It is necessary for patients to cooperate until we can use a new therapy for certain diseases to verify the safety and efficacy of the new therapy for a target disease. Therefore, after we first conduct a study in animals (nonclinical test), we advance to a study in humans. A study like this in humans is called a “clinical study”, and it is therapeutic research that is only performed in patients who agree to participate in it. When such research demonstrates the safety and efficacy of a new therapy, it will be of great help in treating the same disease as yours in the future.
Critical limb ischemia (CLI) refers to a severe state of the leg in which impairment of blood flow has progressed due to arteriosclerosis obliterans (ASO) and becomes severe. Its symptoms include leg pain occurring not only during exercise but also during bed rest, and if CLI progresses, skin ulcers or skin necrosis (darkened skin) occurs. Endovascular treatment using a catheter or bypass operations have been performed for limb salvage, but the prognosis is poor, and it is said that 30% of the patients suffer major amputation of the lower limb, and 25% die within one year of onset. Recently, gene therapy or cell therapy as new therapies to regenerate blood vessels has been attempted.

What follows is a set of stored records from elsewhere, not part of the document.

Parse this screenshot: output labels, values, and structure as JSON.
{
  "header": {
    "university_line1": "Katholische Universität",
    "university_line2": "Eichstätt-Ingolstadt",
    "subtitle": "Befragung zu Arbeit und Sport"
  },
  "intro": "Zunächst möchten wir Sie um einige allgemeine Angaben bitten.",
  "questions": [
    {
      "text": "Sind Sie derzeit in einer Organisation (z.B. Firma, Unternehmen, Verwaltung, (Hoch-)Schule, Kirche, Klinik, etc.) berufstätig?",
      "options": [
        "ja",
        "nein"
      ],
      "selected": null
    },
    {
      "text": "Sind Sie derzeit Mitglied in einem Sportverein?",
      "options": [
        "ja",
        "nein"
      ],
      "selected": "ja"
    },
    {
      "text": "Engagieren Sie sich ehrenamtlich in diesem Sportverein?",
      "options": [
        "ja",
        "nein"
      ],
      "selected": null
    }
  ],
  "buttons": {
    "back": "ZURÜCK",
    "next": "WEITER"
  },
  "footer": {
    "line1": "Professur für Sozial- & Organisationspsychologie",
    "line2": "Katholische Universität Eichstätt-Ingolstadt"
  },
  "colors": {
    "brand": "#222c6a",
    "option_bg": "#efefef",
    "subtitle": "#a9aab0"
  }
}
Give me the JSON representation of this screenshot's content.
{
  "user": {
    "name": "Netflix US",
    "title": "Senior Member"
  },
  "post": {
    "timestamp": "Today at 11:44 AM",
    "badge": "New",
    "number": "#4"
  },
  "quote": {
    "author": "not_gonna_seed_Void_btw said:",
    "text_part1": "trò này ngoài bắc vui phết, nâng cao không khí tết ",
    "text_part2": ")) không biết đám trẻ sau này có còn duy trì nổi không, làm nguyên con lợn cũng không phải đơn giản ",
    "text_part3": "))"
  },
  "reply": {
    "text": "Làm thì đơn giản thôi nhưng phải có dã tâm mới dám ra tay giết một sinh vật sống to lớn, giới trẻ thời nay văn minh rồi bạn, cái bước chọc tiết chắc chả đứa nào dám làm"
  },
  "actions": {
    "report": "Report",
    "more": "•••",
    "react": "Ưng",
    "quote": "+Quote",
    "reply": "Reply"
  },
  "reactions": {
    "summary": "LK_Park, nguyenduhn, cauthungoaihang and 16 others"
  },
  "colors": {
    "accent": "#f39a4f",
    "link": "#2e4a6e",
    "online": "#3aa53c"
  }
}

Fat tissue, which exists abundantly in the human body, is not simply a mass of fat but is comprised of a collection of cells called adipocytes. These cells have a balloon-like shape because they have a large pouch that stores up oil droplets, and they play a role as a storehouse of energy in the body. Our research group at Nihon University independently devised a method to remove the adipocytes from adipose tissue and transform them into immature cells by culturing them using a method called "ceiling culture". DFAT cells are cells obtained via this original culture, which can be freely increased and also differentiated into cells such as those of bone, cartilage, and blood vessel. In addition, various kinds of humoral factors that are secreted from the cells show effects such as improving blood flow and early curing of wounds by forming new blood vessels. DFAT cells are characterized by the ability to produce cells that show the stable effect of treatment from small amounts of adipose tissue, without being influenced by the age and underlying diseases of patients. Therefore, it is thought that a simple and highly useful cell therapy can be conducted with fewer burdens placed on patients.
The aim of this clinical study is to confirm the safety and efficacy of a new therapy in which DFAT cells obtained from the cultured fat cells of patients themselves are injected into their leg muscles with poor blood flow. Subjects are patients with CLI caused by ASO. First, approximately 10 mL of subcutaneous adipose tissue is aspirated and collected from a patient under local anesthesia. The collected adipose tissue is then transferred to the research center of Nihon University School of Medicine, cultured aseptically, and the DFAT cells are prepared. The production of DFAT cells takes about five weeks. After preparing the cell count necessary for transplantation, we transplant (inject) the patient’s cells into leg muscles of the limb with poor blood flow. Hospitalization is necessary at least for 5 to 7 days after transplantation. After that, we observe and examine the patient regularly in the outpatient department over 52 weeks to evaluate the safety and efficacy of the treatment. Once the safety and efficacy of this new therapy is demonstrated, it will be of great help in the treatment of patients who suffer from CLI in the future.